Special | Kenia | Wasser - Die knappe Ressource
Kenia investiert in Dämme
Sauberes Wasser wird in Kenia zu einem knappen Gut. Die Preise spiegeln das noch nicht wider. Investitionen kommen deswegen vor allem von Gebern.
06.05.2024
Von Carsten Ehlers | Nairobi
Die Dringlichkeit von Investitionen in die kenianische Wasserversorgung und Abwasserentsorgung wird in den kommenden Jahren steigen. Das schnelle Bevölkerungswachstum von rund 1,2 Millionen Menschen pro Jahr, Verstädterung, Zersiedelung, zunehmende Umweltprobleme und die in den letzten Jahren unberechenbar gewordenen Regenzeiten erhöhen den Handlungsdruck. Viele Regionen des Landes sind trocken. Das regenreiche Hochland ist als Wasserreservoir von großer Bedeutung.

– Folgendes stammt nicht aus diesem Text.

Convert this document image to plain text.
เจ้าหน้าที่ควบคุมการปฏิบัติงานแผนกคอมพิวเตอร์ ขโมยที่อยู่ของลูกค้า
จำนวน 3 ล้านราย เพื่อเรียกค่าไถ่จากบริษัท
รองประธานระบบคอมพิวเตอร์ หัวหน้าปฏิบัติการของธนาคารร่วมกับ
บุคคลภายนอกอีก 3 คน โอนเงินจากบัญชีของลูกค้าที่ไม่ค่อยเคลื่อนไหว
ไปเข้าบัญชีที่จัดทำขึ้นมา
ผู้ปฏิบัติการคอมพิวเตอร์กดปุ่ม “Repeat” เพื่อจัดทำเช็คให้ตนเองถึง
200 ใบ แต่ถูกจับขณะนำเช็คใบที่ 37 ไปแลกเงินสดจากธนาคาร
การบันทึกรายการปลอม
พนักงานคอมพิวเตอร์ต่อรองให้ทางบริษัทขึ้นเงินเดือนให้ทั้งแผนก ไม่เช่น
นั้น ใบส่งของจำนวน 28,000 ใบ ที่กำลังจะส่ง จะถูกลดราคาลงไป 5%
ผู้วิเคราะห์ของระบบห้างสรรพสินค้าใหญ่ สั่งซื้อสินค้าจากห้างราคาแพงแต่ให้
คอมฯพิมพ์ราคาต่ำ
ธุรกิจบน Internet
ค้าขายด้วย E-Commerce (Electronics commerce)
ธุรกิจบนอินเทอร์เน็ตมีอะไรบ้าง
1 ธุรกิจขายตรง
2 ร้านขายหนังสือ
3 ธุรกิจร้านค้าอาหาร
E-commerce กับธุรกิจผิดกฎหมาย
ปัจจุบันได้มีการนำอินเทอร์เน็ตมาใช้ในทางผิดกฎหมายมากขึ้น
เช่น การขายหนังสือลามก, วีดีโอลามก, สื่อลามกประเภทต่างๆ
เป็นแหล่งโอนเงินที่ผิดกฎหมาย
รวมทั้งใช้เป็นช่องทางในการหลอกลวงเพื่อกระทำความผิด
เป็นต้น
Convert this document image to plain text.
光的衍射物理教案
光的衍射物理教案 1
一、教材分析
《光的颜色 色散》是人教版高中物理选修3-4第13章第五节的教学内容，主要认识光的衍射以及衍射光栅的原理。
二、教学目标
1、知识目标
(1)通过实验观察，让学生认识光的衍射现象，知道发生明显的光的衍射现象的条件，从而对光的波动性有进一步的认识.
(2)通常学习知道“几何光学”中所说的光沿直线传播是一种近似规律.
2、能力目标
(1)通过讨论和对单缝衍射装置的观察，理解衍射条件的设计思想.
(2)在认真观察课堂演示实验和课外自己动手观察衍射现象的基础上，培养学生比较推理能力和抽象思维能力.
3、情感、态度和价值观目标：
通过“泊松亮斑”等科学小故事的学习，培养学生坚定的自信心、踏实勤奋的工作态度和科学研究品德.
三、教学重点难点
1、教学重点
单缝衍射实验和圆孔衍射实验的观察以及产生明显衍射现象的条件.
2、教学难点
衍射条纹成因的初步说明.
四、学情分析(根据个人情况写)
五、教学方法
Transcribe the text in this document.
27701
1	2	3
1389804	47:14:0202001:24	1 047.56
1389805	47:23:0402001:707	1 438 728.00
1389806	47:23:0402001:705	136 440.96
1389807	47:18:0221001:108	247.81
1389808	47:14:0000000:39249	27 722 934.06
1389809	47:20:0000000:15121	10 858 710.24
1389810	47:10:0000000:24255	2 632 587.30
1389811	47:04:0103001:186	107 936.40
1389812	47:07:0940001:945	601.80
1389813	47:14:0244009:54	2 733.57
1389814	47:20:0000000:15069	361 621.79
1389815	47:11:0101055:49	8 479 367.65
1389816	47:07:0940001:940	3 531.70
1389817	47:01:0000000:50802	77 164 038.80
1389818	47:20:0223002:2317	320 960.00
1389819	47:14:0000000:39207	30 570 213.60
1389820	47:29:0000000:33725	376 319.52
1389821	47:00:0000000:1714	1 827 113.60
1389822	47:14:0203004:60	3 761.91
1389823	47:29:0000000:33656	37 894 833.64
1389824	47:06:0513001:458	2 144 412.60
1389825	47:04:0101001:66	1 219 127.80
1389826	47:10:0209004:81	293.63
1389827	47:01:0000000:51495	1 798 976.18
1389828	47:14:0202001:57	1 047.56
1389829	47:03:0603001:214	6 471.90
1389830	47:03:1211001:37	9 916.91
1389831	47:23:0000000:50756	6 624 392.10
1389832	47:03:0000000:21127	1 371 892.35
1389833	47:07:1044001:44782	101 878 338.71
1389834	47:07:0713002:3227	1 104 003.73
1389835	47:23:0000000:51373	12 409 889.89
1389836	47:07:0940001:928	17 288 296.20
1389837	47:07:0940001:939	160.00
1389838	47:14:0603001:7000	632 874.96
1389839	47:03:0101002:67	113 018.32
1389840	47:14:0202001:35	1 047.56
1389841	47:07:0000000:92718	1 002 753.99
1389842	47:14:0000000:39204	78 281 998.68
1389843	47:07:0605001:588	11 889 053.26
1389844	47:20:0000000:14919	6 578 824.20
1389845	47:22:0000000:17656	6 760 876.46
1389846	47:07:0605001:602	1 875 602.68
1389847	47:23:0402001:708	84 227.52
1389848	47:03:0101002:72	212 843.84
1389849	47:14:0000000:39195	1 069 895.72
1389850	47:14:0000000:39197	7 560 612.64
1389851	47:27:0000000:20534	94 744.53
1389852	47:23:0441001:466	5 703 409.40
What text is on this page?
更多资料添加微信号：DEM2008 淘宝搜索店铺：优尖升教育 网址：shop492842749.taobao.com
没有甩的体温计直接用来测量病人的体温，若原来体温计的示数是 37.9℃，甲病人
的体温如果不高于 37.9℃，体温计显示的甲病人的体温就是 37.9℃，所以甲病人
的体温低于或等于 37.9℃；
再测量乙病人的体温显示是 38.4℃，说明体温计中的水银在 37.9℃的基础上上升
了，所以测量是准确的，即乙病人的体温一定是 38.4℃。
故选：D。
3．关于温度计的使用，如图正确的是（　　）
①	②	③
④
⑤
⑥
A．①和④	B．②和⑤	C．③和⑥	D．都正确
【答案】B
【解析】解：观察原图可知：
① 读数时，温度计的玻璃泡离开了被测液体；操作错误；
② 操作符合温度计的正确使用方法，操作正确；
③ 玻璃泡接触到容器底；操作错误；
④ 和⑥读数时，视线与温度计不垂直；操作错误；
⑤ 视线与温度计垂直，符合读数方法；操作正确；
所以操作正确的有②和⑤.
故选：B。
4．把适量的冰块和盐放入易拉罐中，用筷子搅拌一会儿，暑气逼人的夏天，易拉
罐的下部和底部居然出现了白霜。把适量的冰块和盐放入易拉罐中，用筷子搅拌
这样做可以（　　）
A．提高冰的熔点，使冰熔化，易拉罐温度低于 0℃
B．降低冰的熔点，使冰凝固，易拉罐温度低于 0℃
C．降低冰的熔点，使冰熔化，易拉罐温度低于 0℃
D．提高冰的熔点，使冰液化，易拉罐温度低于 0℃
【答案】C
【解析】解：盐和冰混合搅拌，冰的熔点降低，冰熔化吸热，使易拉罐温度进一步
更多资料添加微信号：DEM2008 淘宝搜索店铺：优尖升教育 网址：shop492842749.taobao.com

Angesichts der hohen Staatsverschuldung sitzt das Geld bei der Regierung keineswegs locker. Internationale Geberorganisationen werden aber weiterhin Kredite für Projekte bereitstellen. Private Investitionen finden aktuell unter erschwerten Bedingungen statt. Kredite sind in Kenia teuer und auch der Import von technischem Gerät ist angesichts des Kursverlustes der Währung Kenianischer Shilling (KES) deutlich kostspieliger geworden.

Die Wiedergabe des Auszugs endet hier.